A hum filled the air with an industrial flavor. I didn't care for the metal tang in my ear. But the boss said stay in the corridor, so in the corridor I must stay. He didn't specify where or how exactly I should stay, so I stayed slouched against the wall, my feet braced wide apart. The floor was wet-steel slippery. I didn't feel like introducing my ass to the floor just yet.

Not just yet, I reflected grimly. So the boss had heard about "the incident". Figures. Who hasn't? Even my old lady neighbor, Mrs. Trinidad, thought she should tell me that I should apologize to them. To them? To whom? I wanted to question the geezer. But in the end, her rheumatic hand spasms softened my heart and I let her pass with just one threatening poke of my butterfly knife against her soft old lady belly.

Waiting was never one of my favorite things to do. While I held up the wall, there were so many other things I could have been doing. There were plots to hatch, crimes to mastermind. Waiting made my brain stupefy. Stupefy. You like that? It's my word of the day. The boss always told me that I should have something to fall back on once the plan fell through. Yeah, he kinda always knew that the plan would never work out in the long run. So he encouraged me to learn stuff. New things like words of the day and nice poetry.

Superheroes bantered with arch-villains before hauling them off to jail.
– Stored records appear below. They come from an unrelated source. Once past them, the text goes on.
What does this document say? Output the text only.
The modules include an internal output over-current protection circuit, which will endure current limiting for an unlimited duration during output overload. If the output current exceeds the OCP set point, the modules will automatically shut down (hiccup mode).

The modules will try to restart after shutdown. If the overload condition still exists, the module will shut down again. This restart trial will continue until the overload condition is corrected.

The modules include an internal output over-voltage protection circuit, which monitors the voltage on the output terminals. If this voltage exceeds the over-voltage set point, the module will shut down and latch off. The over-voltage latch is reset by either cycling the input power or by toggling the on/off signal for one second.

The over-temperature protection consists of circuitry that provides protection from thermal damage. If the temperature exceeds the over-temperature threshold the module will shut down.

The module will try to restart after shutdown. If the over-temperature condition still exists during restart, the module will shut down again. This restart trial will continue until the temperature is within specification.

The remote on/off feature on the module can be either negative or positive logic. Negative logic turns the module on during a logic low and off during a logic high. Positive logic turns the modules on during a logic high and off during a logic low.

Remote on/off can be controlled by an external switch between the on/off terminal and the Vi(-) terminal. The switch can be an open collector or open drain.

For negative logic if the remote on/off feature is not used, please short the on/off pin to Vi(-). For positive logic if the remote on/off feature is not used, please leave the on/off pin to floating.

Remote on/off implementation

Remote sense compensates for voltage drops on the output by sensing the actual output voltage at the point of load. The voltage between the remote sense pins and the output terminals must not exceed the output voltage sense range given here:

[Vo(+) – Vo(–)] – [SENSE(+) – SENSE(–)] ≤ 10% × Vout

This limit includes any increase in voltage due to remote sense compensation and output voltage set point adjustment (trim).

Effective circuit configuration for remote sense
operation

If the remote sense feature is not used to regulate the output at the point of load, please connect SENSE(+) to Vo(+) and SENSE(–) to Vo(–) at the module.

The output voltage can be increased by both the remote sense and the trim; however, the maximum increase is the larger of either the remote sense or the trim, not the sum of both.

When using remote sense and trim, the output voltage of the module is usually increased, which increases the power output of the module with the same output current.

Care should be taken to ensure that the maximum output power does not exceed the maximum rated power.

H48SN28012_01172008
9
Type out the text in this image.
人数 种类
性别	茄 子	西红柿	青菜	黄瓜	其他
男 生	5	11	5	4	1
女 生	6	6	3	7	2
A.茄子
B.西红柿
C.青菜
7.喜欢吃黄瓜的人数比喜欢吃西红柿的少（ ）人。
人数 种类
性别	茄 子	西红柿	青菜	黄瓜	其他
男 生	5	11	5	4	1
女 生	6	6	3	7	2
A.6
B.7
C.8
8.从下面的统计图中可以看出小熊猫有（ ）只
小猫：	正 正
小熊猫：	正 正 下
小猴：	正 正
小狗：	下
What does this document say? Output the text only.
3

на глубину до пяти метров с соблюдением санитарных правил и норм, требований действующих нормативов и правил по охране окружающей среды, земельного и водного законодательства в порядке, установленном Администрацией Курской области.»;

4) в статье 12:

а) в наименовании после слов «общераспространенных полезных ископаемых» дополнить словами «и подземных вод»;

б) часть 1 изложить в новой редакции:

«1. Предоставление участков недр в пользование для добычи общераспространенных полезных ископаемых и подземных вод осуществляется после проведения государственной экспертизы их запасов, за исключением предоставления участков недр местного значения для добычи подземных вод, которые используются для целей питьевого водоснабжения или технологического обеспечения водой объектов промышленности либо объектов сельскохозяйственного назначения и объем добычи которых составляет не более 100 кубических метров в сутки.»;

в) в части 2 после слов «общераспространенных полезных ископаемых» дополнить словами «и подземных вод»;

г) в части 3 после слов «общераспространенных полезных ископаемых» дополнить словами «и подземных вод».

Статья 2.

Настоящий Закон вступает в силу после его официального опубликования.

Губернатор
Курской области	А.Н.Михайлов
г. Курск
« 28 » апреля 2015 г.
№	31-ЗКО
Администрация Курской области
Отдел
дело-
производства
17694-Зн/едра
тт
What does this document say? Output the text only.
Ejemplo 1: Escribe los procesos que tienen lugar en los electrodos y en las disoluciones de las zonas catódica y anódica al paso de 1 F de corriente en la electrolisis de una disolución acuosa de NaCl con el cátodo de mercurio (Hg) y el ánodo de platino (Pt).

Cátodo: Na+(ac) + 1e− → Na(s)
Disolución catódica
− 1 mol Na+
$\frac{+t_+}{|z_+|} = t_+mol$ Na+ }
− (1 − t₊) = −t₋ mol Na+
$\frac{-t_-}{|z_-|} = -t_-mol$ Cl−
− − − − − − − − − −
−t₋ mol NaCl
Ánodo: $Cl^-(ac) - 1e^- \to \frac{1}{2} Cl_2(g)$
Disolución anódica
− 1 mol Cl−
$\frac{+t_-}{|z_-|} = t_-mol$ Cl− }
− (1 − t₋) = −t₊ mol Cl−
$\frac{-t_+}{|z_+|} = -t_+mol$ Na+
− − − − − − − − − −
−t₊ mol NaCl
The boss was a visionary. He believed that even henchmen deserved to utter a nice turn of phrase once in a while too.

But that had all been before "the incident".

"The incident" where one henchman got too smart for his own good.

So now I had to stew in a metallic miasma of fear and the hum of cutting machines. Waiting.

Forgiveness is a prima donna, a coy virgin, a broken heart.

The sound of a doorknob turning was as sudden as a gong. I straightened up my posture and brushed some dirt off my shoulders. Nerves were suddenly too exposed. My stomach was a hornet's nest.

It was time to woo the cook.

4 comments:

  1. sounds like a very eloquent goon.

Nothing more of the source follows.